每篇文章都会在文章里提到使用了TBtools的哪些功能。很遗憾这部分功能只能手动登录了，因为很多情况下，大家对同一个功能叙述存在差异，例如同样是一个热图功能有的人说'the DEGs were visualized by TBtools'有的人会说'the heatmaps were used to show/draw 。。。。(TBtools， github)'或者是'the correlation coefficients were visualized by TBtools' 等等。还有Circos图，很多时候难以分辨到底是Circos画的还是用TBtools画的，这种情况提到了TBtools索性都用Synteny代替了。还有一些懒得索性就说'the data were visualized by aaa, bbb, and TBtools' 的，这种也只能自己手动找。笔者已经很认真的过滤了，但人工做这方面工作难免会出错，有些时候甚至看到某几个图就把几个常用功能一列完事了……所以如果你发现我列举的功能跟文章提到的有出入，李姐万岁……
在这里分析的时候需要先做成长透视表（pivot_longer），然后选择数据开始作图，这里因为需要做三次同样的图，干脆就把表格的命令做成一个函数，直接调用就好了。这样显得不那么弱智（

#Create a pivot table
dta %>% select(Year,17:25) %>% pivot_longer(!Year,
                                            names_to = 'Name',
                                            values_to = 'Fun') -> Fun_count_pivot
#Function for counting
Fun_count <- function(year, Pivot){
  table(Pivot %>% filter(Year == year) %>% .$Fun) %>% 
  as.data.frame() %>% .[-1,] -> Count_Year
  colnames(Count_Year) <-c('Function', 'Count')
  top_three <- tail(Count_Year[order(Count_Year$Count),],3)
  ggbarplot(Count_Year, x = "Function", fill = "Function", y = "Count") + 
  scale_y_continuous(limits = c(0, NA), expand = expansion(mult = c(0,.1))) +
  theme_pubr(
  base_family = "",
  border = FALSE,
  margin = TRUE
) + rremove("x.text") + geom_text(top_three, mapping = aes(label = Function), nudge_y = top_three$Count*.2) + geom_text(top_three, mapping = aes(label = Count), nudge_y = top_three$Count*.1)
}
#Visualization the mentioned functions in papers
Fun_count("2018",Fun_count_pivot)
Fun_count("2019",Fun_count_pivot)
Fun_count("2020",Fun_count_pivot)

2018年

2019年

2020年

从2018年到2020年，用户使用TBtools的姿势越来越多：2018年，主要提及的功能只有15个，而到了2020年文章中提及的功能有29个。从2019年开始，TBtools用户群体最多使用的三个功能为:'Heatmap', 'motif'和'Gene structure'。

最多提及的功能可以通过以下代码查看

Fun_sum <- function(year, Pivot){table(Pivot %>% filter(Year == year) %>% .$Fun) %>% 
  as.data.frame() %>% .[-1,] -> Fun_sum
  colnames(Fun_sum) <- c('Function', 'Count')
  Fun_sum <- head(Fun_sum[order(-Fun_sum$Count),],15)
  return(Fun_sum)
}
Count_2018 <- Fun_sum(2018,Fun_count_pivot)
Count_2019 <- Fun_sum(2019,Fun_count_pivot)
Count_2020 <- Fun_sum(2020,Fun_count_pivot)
data.frame("2018" = Count_2018,"2019" = Count_2019, "2020" = Count_2020) %>% view()

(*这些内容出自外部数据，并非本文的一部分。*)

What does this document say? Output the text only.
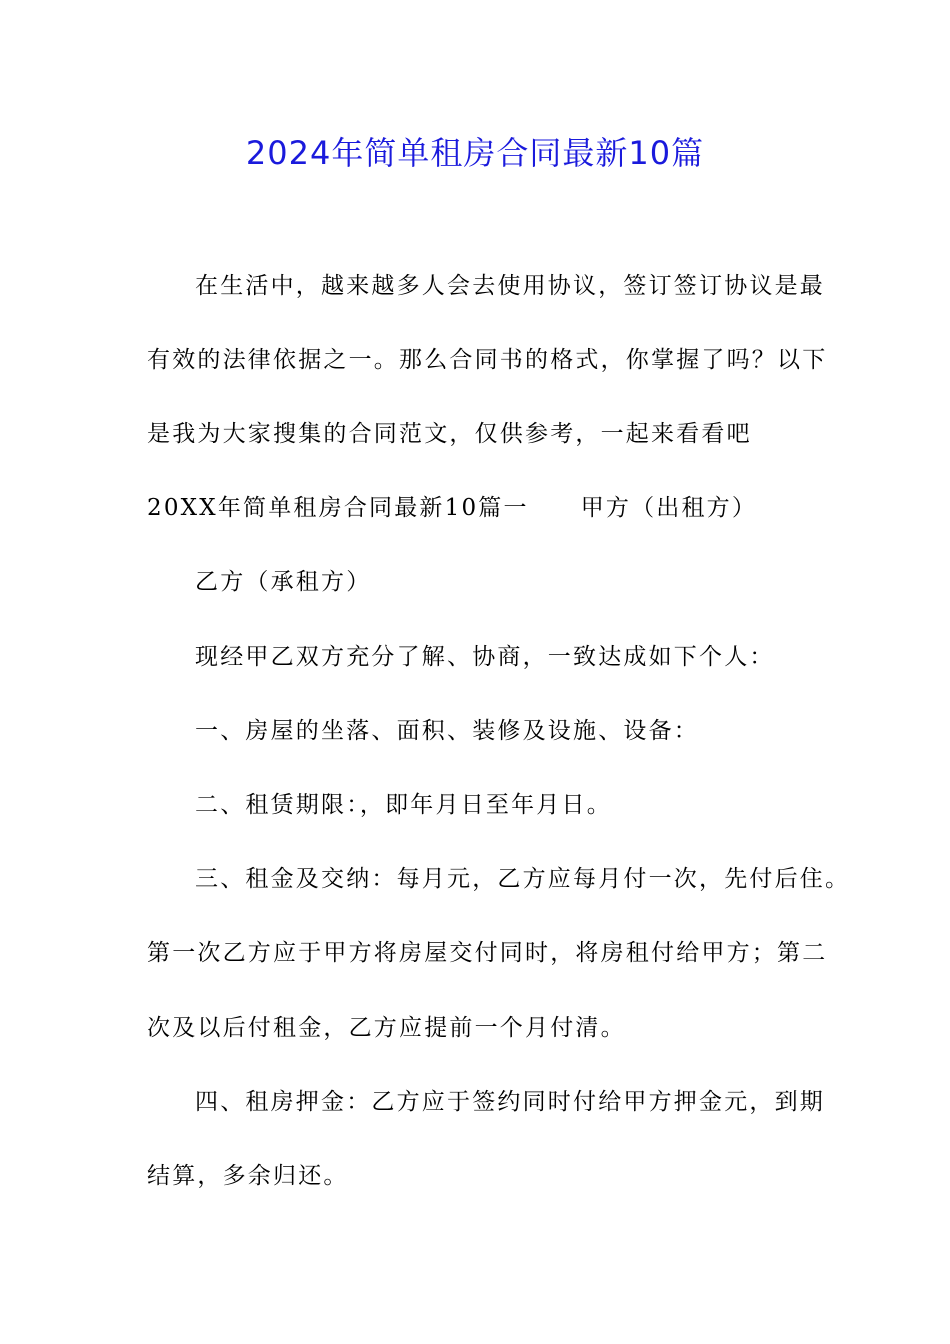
2024年简单租房合同最新10篇
在生活中，越来越多人会去使用协议，签订签订协议是最
有效的法律依据之一。那么合同书的格式，你掌握了吗？以下
是我为大家搜集的合同范文，仅供参考，一起来看看吧
20XX年简单租房合同最新10篇一 甲方（出租方）
乙方（承租方）
现经甲乙双方充分了解、协商，一致达成如下个人：
一、房屋的坐落、面积、装修及设施、设备：
二、租赁期限：，即年月日至年月日。
三、租金及交纳：每月元，乙方应每月付一次，先付后住。
第一次乙方应于甲方将房屋交付同时，将房租付给甲方；第二
次及以后付租金，乙方应提前一个月付清。
四、租房押金：乙方应于签约同时付给甲方押金元，到期
结算，多余归还。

与2019年相比，今年的TBtools用户更喜欢用TBtools做进化树，韦恩图和fasta文件的相关操作。在2020年，TBtools的多数功能确实都有用户在用。尤其是陈博士重点照顾的Heatmap，gene structure annotation，motif和phylogenetic tree。常用到你不一起做就觉得少了点什么的程度。当然，这也侧面反映了今年家族挖掘的研究还是很流行……

使用了TBtools的文章都发在了什么水平杂志上

我知道IF这东西不好做横向对比。之前也有想法做个TBtools到底有没有帮助作者把文章发在更好的杂志上。但最后还是放弃了。说到底我认为一篇文章能否发在更好的杂志上还得看你的文章是否有真东西。工具是帮助你更好的展现你的想法，讲好你的故事而不是帮你做一些花里胡哨的图糊弄reviewer的。
所以在这里做一下TBtools这三年的IF趋势吧。

IF_by_year <- dta %>% select(Year, Source, ImpactFactor)IF_by_year$Year <- as.character(IF_by_year$Year)
IF_by_year$ImpactFactor <- as.numeric(IF_by_year$ImpactFactor)
gghistogram(IF_by_year, x = 'ImpactFactor', bins = 100, add = "mean", color = "Year", palette = 'mpg', rug = TRUE,add_density = TRUE, alpha = .8,xticks.by = 1)
gghistogram(IF_by_year, x = 'ImpactFactor', bins = 100, add = "mean", color = "Year", palette = '

有意思的是，这三年TBtools的文章主要落在了IF=3-4的区间。而在2020年，IF的两端出现了凸起。：一方面，拿家族基因挖掘当财富密码的人越来越多。这块相互竞争激烈，一些文章不得不选择低IF的杂志发表文章。而另一方面也有不少文章发表在了老牌期刊上，而这些期刊的IF常常落在6-7的区间。当然这里有个例外：'Genomics'，根据学之策公众号的实时IF统计显示，'Genomics'的实时IF实际在3.2左右。我能说什么呢，套路深啊……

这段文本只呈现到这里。